府尹惊堂木一拍,喝道:“林大水,你可知罪?”
林族老抖了一下,“大人,我,我知道我犯了什么罪。”
然而人证物证俱全,府尹见他不愿开口,立即就让人拉下去打,几板子下去,林族老理解哭着喊着要认罪。
人又被拉回公堂,府尹问道:“林大水,你可知罪?”
林族老疯狂点头,“知罪,我知罪。”
“哦,那你犯了何罪?”
林族老踌躇了一下,又往四周看,府尹道:“看来还是不老实,来啊,拉出去打。”
林族老道:“我认罪,我认罪,别打。”
衙役不为所动,听着大人的吩咐,又将人拉下去,实实在在打了20大板,再拉回来的时候,林族老整个人就像一颗脱水的蔬菜,摊在地上,不是哼哼一声,发泄着疼痛。
府尹又开始审问他,这回他也不敢再东张西望了,开始知无不言言无不尽,连他几岁尿床,几岁换牙的事都一一说了出来。
府尹也没有丝毫不耐烦,就那么听着他说,想说到哪说道哪,偏离了主题也不管,把记录文书的人累得够呛,既要听那些无聊的事情,还得自己提炼重点。

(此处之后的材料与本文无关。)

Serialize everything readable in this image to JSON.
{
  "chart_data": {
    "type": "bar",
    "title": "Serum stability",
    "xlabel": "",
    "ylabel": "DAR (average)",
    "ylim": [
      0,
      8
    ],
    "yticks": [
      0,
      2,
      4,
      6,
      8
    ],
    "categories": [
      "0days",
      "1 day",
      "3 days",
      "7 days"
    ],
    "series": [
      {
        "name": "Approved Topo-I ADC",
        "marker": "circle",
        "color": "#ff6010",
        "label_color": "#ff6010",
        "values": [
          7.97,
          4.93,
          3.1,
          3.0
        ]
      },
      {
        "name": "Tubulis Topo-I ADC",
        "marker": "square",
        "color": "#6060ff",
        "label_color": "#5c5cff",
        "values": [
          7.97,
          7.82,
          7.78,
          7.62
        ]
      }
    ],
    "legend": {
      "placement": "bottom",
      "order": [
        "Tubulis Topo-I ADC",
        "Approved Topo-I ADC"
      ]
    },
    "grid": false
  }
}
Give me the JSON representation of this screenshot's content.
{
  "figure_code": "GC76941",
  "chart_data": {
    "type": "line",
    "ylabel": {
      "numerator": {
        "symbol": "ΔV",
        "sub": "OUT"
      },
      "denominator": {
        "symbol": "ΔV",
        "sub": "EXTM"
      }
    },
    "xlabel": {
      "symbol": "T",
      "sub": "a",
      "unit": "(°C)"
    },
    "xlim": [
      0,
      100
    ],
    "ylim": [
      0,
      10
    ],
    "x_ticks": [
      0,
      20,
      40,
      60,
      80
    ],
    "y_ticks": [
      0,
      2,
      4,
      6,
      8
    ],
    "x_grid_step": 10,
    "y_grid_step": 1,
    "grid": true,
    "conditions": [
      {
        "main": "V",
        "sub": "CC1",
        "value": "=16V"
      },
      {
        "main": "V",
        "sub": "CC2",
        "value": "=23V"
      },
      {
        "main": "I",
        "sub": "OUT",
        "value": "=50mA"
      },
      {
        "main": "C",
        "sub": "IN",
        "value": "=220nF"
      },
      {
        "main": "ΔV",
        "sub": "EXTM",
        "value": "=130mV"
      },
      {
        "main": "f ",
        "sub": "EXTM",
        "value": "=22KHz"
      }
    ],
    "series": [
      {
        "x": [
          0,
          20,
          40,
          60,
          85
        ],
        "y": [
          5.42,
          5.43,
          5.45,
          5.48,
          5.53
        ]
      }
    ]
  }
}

府尹心里也逐渐不耐烦,只是为了向皇上显示自己的认真还是强撑着。不料,这一强撑,就让他听出了一件大事,府尹不敢耽搁,审问完林大水将他关押,又派人将林族长几个人都带回县衙。然后就立刻带着供词进了宫。
皇帝看了供词后,脸上不辩息怒,沉着声音问府尹道:“你是怀疑他们跟林爱卿的死有关?”
府尹低头道:“是。”
皇帝道:“有什么依据?据朕所知,林家宗族就靠林爱卿一个人撑着,他们为什么要害死他?”
府尹道:“臣不知道,但是他们前脚泄露了林大人的消息,后脚林大人就出了事,以臣多年的经验来看,绝对有问题。”
府尹一边搜肠刮肚地报告,一边后悔自己为什么脑子一热就上报了,反正林志远人都死了,皇家也给了安抚,自己为什么要多此一举呢!
皇帝又问:“林家宗族还准备陷害林夫人,是几个人的行为还是整个宗族的行为?”
这个府尹知道,他为了查清真相听了那么多废话,他立刻道:“回皇上,是林族长还有几个族老的行为,林家其他族人不知道,他们还以为族长几个进京是来帮忙的。”
皇帝点点头。“爱卿,这件事朕就交给你去调查,务必将林爱卿死亡的原因查个水落石出。”
“是。”
“另外,”皇帝又道,“林家族长几个人就暂时以谋夺林府财产定罪,那个混混就以盗窃定罪吧。”
府尹又应道:“是。”
皇帝抚了抚额头,觉得这个林家还是有点麻烦,没完没了的事情。
“全忠,给朕倒杯茶。全忠?”
全忠回过神,立刻道:“皇上,奴才看到一个好消息。”
皇上好奇道:“什么好消息能让你惊讶成这样?”
全忠道:“恭喜皇上,定安伯夫人愿意捐出一半家产给朝廷。”
定安伯?皇上想了想,前不久好像是死掉了一个定安伯,不过,“新的定安伯是谁,朕怎么没印象?”
全忠道:“回皇上,新的定安伯还没出来,他们家老夫人属意小儿子,定安伯的弟弟承爵,定安伯夫人想要庶子承爵,两边还没达成共识。”
皇帝明白了,这是想要朕撑腰。皇帝道:“既然定安伯膝下有子,由他的子嗣承爵也是理所应当,有什么可争论的?”
全忠猜测,“这,毕竟那个庶子年纪还小。”
皇帝嗤笑一声,“又不是皇位,一个空头爵位而已,又不要他做什么,怕什么年纪小?行了,要是定安伯府再有折子递上来你提醒一下朕。”